From The Sign of Jonas, a diary Thomas Merton kept during the first few years after making his perpetual vows at Gethsemani:
The way You have laid open before me is an easy way, compared with the hard way of my own will which leads back to Egypt, and to bricks without straw.
If You allow people to praise me, I shall not worry. If You let them blame me, I shall worry even less, but be glad. If You send me work I shall embrace it with joy and it will be rest to me, because it is Your will. And if You send me rest, I will rest in You. Only save me from myself. Save me from my own, private, poisonous urge to change everything, to act without reason, to move for movement's sake, to unsettle everything You have ordained.
Let me rest in Your will and be silent. Than the light of Your joy will warm my life. Its fire will burn in my heart and shine for Your glory. This is what I love for. Amen, amen.

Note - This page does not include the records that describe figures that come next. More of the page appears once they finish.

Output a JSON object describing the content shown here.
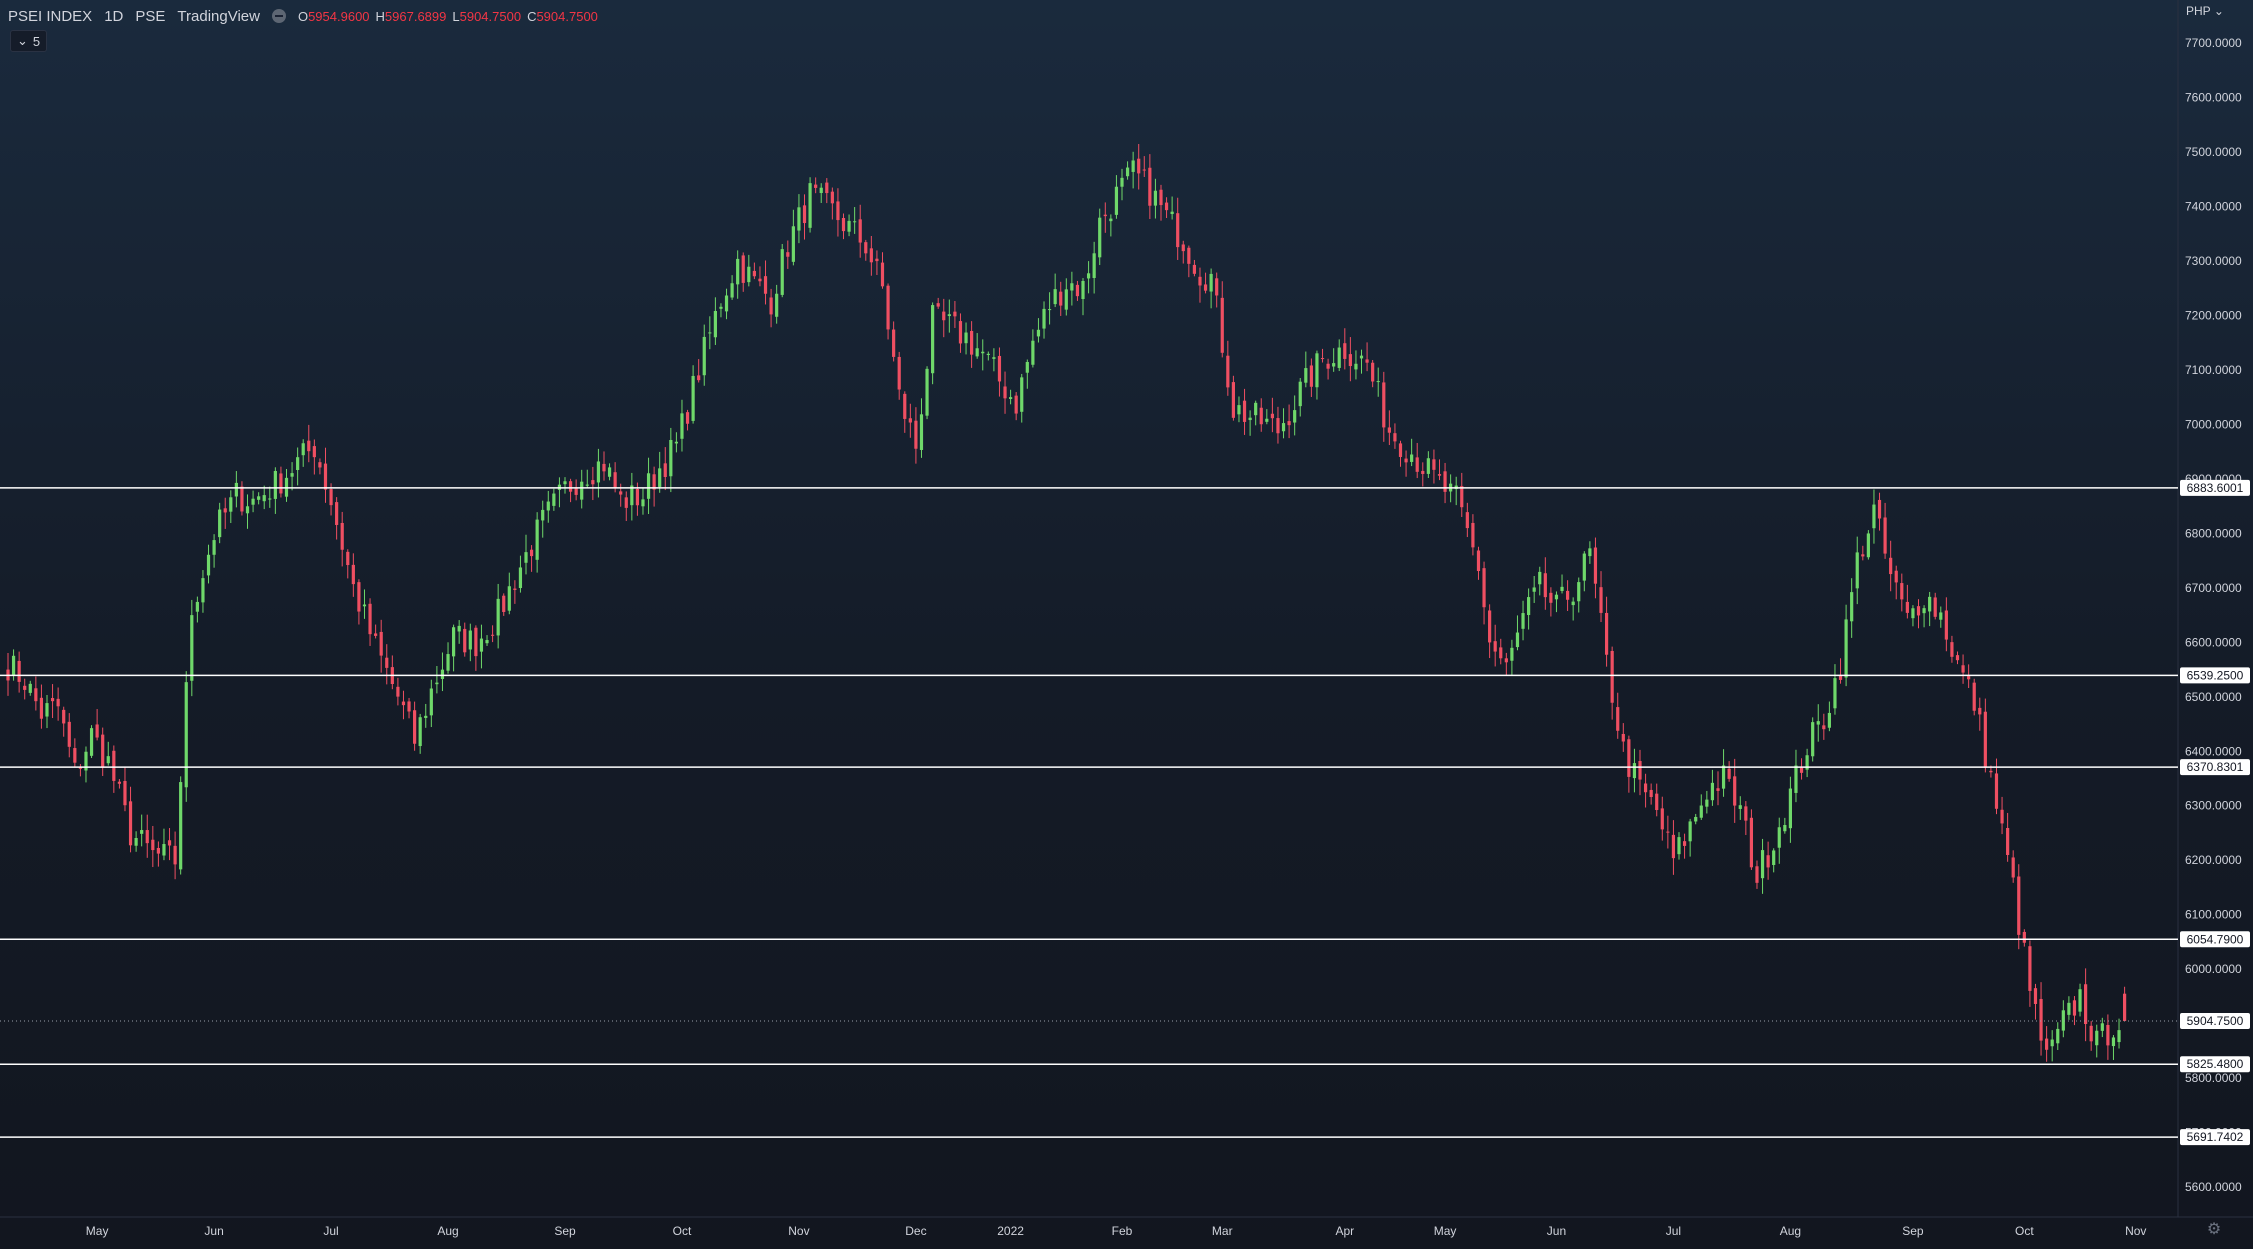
{
  "header": {
    "symbol": "PSEI INDEX",
    "interval": "1D",
    "exchange": "PSE",
    "source": "TradingView",
    "ohlc": [
      {
        "key": "O",
        "value": "5954.9600"
      },
      {
        "key": "H",
        "value": "5967.6899"
      },
      {
        "key": "L",
        "value": "5904.7500"
      },
      {
        "key": "C",
        "value": "5904.7500"
      }
    ],
    "indicator_toggle": "5",
    "currency": "PHP"
  },
  "colors": {
    "up": "#6fd86a",
    "down": "#ef4f62",
    "line": "#ffffff",
    "axis_text": "#d1d4dc"
  },
  "chart_data": {
    "type": "candlestick",
    "title": "PSEI INDEX",
    "ylim": [
      5545,
      7770
    ],
    "y_ticks": [
      5600,
      5700,
      5800,
      5900,
      6000,
      6100,
      6200,
      6300,
      6400,
      6500,
      6600,
      6700,
      6800,
      6900,
      7000,
      7100,
      7200,
      7300,
      7400,
      7500,
      7600,
      7700
    ],
    "y_tick_labels": [
      "5600.0000",
      "5700.0000",
      "5800.0000",
      "5900.0000",
      "6000.0000",
      "6100.0000",
      "6200.0000",
      "6300.0000",
      "6400.0000",
      "6500.0000",
      "6600.0000",
      "6700.0000",
      "6800.0000",
      "6900.0000",
      "7000.0000",
      "7100.0000",
      "7200.0000",
      "7300.0000",
      "7400.0000",
      "7500.0000",
      "7600.0000",
      "7700.0000"
    ],
    "x_ticks": [
      "May",
      "Jun",
      "Jul",
      "Aug",
      "Sep",
      "Oct",
      "Nov",
      "Dec",
      "2022",
      "Feb",
      "Mar",
      "Apr",
      "May",
      "Jun",
      "Jul",
      "Aug",
      "Sep",
      "Oct",
      "Nov"
    ],
    "x_tick_bars": [
      16,
      37,
      58,
      79,
      100,
      121,
      142,
      163,
      180,
      200,
      218,
      240,
      258,
      278,
      299,
      320,
      342,
      362,
      382
    ],
    "horizontal_lines": [
      {
        "value": 6883.6001,
        "label": "6883.6001"
      },
      {
        "value": 6539.25,
        "label": "6539.2500"
      },
      {
        "value": 6370.8301,
        "label": "6370.8301"
      },
      {
        "value": 6054.79,
        "label": "6054.7900"
      },
      {
        "value": 5825.48,
        "label": "5825.4800"
      },
      {
        "value": 5691.7402,
        "label": "5691.7402"
      }
    ],
    "last_price": {
      "value": 5904.75,
      "label": "5904.7500"
    },
    "close_path": [
      [
        0,
        6560
      ],
      [
        3,
        6530
      ],
      [
        6,
        6470
      ],
      [
        9,
        6480
      ],
      [
        12,
        6360
      ],
      [
        15,
        6430
      ],
      [
        18,
        6380
      ],
      [
        22,
        6250
      ],
      [
        26,
        6210
      ],
      [
        30,
        6200
      ],
      [
        33,
        6660
      ],
      [
        37,
        6800
      ],
      [
        41,
        6870
      ],
      [
        44,
        6860
      ],
      [
        48,
        6890
      ],
      [
        52,
        6930
      ],
      [
        55,
        6960
      ],
      [
        58,
        6860
      ],
      [
        62,
        6700
      ],
      [
        66,
        6590
      ],
      [
        70,
        6500
      ],
      [
        73,
        6420
      ],
      [
        76,
        6510
      ],
      [
        80,
        6610
      ],
      [
        84,
        6600
      ],
      [
        88,
        6650
      ],
      [
        92,
        6740
      ],
      [
        96,
        6820
      ],
      [
        100,
        6880
      ],
      [
        103,
        6910
      ],
      [
        107,
        6930
      ],
      [
        110,
        6860
      ],
      [
        114,
        6870
      ],
      [
        117,
        6920
      ],
      [
        120,
        6960
      ],
      [
        124,
        7100
      ],
      [
        128,
        7230
      ],
      [
        131,
        7300
      ],
      [
        134,
        7260
      ],
      [
        137,
        7230
      ],
      [
        140,
        7330
      ],
      [
        144,
        7420
      ],
      [
        148,
        7390
      ],
      [
        151,
        7360
      ],
      [
        154,
        7330
      ],
      [
        157,
        7250
      ],
      [
        160,
        7050
      ],
      [
        163,
        6960
      ],
      [
        166,
        7190
      ],
      [
        169,
        7180
      ],
      [
        172,
        7160
      ],
      [
        175,
        7130
      ],
      [
        178,
        7080
      ],
      [
        181,
        7040
      ],
      [
        184,
        7150
      ],
      [
        187,
        7220
      ],
      [
        190,
        7260
      ],
      [
        193,
        7250
      ],
      [
        196,
        7370
      ],
      [
        199,
        7420
      ],
      [
        202,
        7460
      ],
      [
        205,
        7430
      ],
      [
        208,
        7380
      ],
      [
        211,
        7340
      ],
      [
        214,
        7280
      ],
      [
        216,
        7270
      ],
      [
        220,
        7030
      ],
      [
        224,
        7010
      ],
      [
        228,
        6990
      ],
      [
        232,
        7060
      ],
      [
        236,
        7120
      ],
      [
        240,
        7140
      ],
      [
        244,
        7110
      ],
      [
        248,
        6990
      ],
      [
        252,
        6950
      ],
      [
        256,
        6900
      ],
      [
        260,
        6860
      ],
      [
        264,
        6740
      ],
      [
        266,
        6600
      ],
      [
        269,
        6550
      ],
      [
        272,
        6640
      ],
      [
        275,
        6700
      ],
      [
        278,
        6660
      ],
      [
        281,
        6700
      ],
      [
        284,
        6760
      ],
      [
        287,
        6560
      ],
      [
        290,
        6400
      ],
      [
        293,
        6330
      ],
      [
        296,
        6290
      ],
      [
        299,
        6200
      ],
      [
        302,
        6260
      ],
      [
        305,
        6330
      ],
      [
        308,
        6350
      ],
      [
        311,
        6290
      ],
      [
        314,
        6170
      ],
      [
        317,
        6240
      ],
      [
        320,
        6320
      ],
      [
        323,
        6410
      ],
      [
        326,
        6460
      ],
      [
        329,
        6560
      ],
      [
        332,
        6750
      ],
      [
        335,
        6840
      ],
      [
        338,
        6720
      ],
      [
        341,
        6640
      ],
      [
        344,
        6690
      ],
      [
        347,
        6650
      ],
      [
        350,
        6560
      ],
      [
        353,
        6490
      ],
      [
        356,
        6350
      ],
      [
        360,
        6150
      ],
      [
        363,
        5960
      ],
      [
        366,
        5830
      ],
      [
        369,
        5900
      ],
      [
        372,
        5950
      ],
      [
        375,
        5860
      ],
      [
        378,
        5900
      ],
      [
        380,
        5904.75
      ]
    ],
    "last_bar": {
      "open": 5954.96,
      "high": 5967.6899,
      "low": 5904.75,
      "close": 5904.75
    }
  }
}
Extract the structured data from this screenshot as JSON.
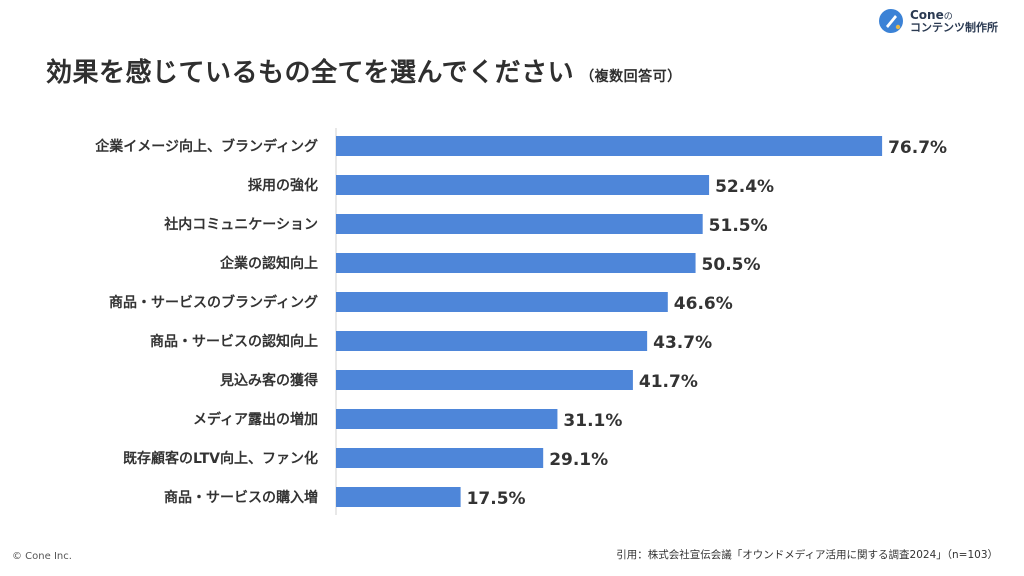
{
  "brand": {
    "name": "Cone",
    "name_suffix": "の",
    "sub": "コンテンツ制作所",
    "mark_color": "#3b82d6"
  },
  "title": "効果を感じているもの全てを選んでください",
  "title_note": "（複数回答可）",
  "footer": {
    "copyright": "© Cone Inc.",
    "citation": "引用：株式会社宣伝会議「オウンドメディア活用に関する調査2024」（n=103）"
  },
  "colors": {
    "bar": "#4e86d9",
    "axis": "#d0d0d0"
  },
  "chart_data": {
    "type": "bar",
    "orientation": "horizontal",
    "categories": [
      "企業イメージ向上、ブランディング",
      "採用の強化",
      "社内コミュニケーション",
      "企業の認知向上",
      "商品・サービスのブランディング",
      "商品・サービスの認知向上",
      "見込み客の獲得",
      "メディア露出の増加",
      "既存顧客のLTV向上、ファン化",
      "商品・サービスの購入増"
    ],
    "values": [
      76.7,
      52.4,
      51.5,
      50.5,
      46.6,
      43.7,
      41.7,
      31.1,
      29.1,
      17.5
    ],
    "value_labels": [
      "76.7%",
      "52.4%",
      "51.5%",
      "50.5%",
      "46.6%",
      "43.7%",
      "41.7%",
      "31.1%",
      "29.1%",
      "17.5%"
    ],
    "xlim": [
      0,
      100
    ],
    "grid": false,
    "legend": "none"
  }
}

I want to write about Steindl-Rast's Gratefulness but I'm not sure if I'm up to it. Pieces of it come back to me constantly which I take to be a good sign. It has opened doors to contemplative forms of prayer which were sort of on the periphery, just out of the corner of my eye. Close-by, but un-named and maybe unseen. Then you see them and the reaction is "Of course! It was there all along!" It seems strange that such a short book would be difficult to summarize, so universal as to defy simple categorization. It is, in short, a book about prayer and gratitude, and how each reflects and magnifies the other in the smallest of moments. These moments should catch us by surprise, which means we must - paradoxically - be prepared for surprise.
That will have to suffice for now. Maybe more later.